Curcumin inhibits dose-dependently and time-dependently neuroglial cell proliferation and growth.

OBJECTIVES: Curcumin (CUR), the active chemical of the Asian spice turmeric, has strong anti-oxidant and anti-inflammatory properties. CUR inhibits proliferation and growth of several cell types, e.g. cancer cells. While CUR inhibitory effects on microglial cells are demonstrated, little is known of its effects on neuroglia, astrocytes (AST) and oligodendrocytes (OLG). Our work focuses on CUR's effects on neuroglial proliferation and growth in vitro, utilizing C-6 rat glioma 2B-clone cells, a mixed colony of both neuroglial cells, in 6 day trials.

METHODS: The doses studied included 4, 5, 10, 15, and 20 microM - concentrations slightly smaller than those shown to stimulate protein expression in ASTs. Automated particle counter was used to determine proliferation, and marker enzyme assays were used to determine AST and OLG activity.

RESULTS: CUR inhibited neuroglial proliferation, with the degree of inhibition correlated directly with the CUR concentration. Proliferative inhibition was observed after a concentration as low as 5 microM by day 6, while inhibition of 20 microM doses occurred by day 2 of culture.
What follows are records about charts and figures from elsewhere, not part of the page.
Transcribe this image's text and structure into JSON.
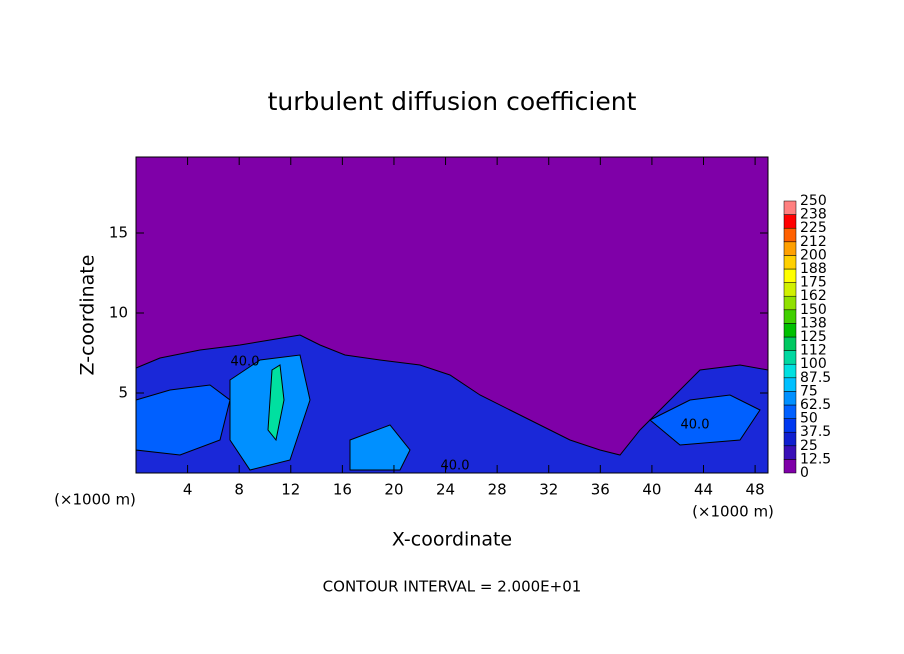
{
  "chart_data": {
    "type": "contour",
    "title": "turbulent diffusion coefficient",
    "x_label": "X-coordinate",
    "y_label": "Z-coordinate",
    "x_unit_left": "(×1000 m)",
    "x_unit_right": "(×1000 m)",
    "footer": "CONTOUR INTERVAL = 2.000E+01",
    "xlim": [
      0,
      49
    ],
    "ylim": [
      0,
      19.75
    ],
    "xticks": [
      4,
      8,
      12,
      16,
      20,
      24,
      28,
      32,
      36,
      40,
      44,
      48
    ],
    "yticks": [
      5,
      10,
      15
    ],
    "contour_labels": [
      "40.0",
      "40.0",
      "40.0"
    ],
    "colorbar": {
      "levels": [
        0,
        12.5,
        25,
        37.5,
        50,
        62.5,
        75,
        87.5,
        100,
        {
          "value": 112.5,
          "label": "112"
        },
        125,
        {
          "value": 137.5,
          "label": "138"
        },
        150,
        {
          "value": 162.5,
          "label": "162"
        },
        175,
        {
          "value": 187.5,
          "label": "188"
        },
        200,
        {
          "value": 212.5,
          "label": "212"
        },
        225,
        {
          "value": 237.5,
          "label": "238"
        },
        250
      ],
      "colors": [
        "#7f00a8",
        "#3a10b8",
        "#1020d0",
        "#0038f0",
        "#0060ff",
        "#0090ff",
        "#00c0ff",
        "#00e0e0",
        "#00d8a0",
        "#00c860",
        "#00c000",
        "#40d000",
        "#90e000",
        "#d0f000",
        "#ffff00",
        "#ffd000",
        "#ffa000",
        "#ff6000",
        "#ff0000",
        "#ff8080"
      ]
    }
  }
}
Proliferative inhibition is associated with morphological changes, e.g. cell elongation and neurite prolongation, and increased activity of a marker enzyme corresponding to differentiation of OLG and with a reduced activity of the marker enzyme for AST.

CONCLUSIONS: Our data suggests CUR acts continuously over a period of time, with low doses being as effective as higher doses given a longer period of treatment. It has been suggested that CUR's anti-inflammatory and anti-oxidant actions may be useful in the prevention-treatment of neurodegenerative diseases, e.g. Alzheimer's and Parkinson's Diseases. Given neuroglial involvement in these diseases, and CUR's observed actions on neuroglia, the data presented here may provide further explanations of CUR's preventative-therapeutic role in these diseases.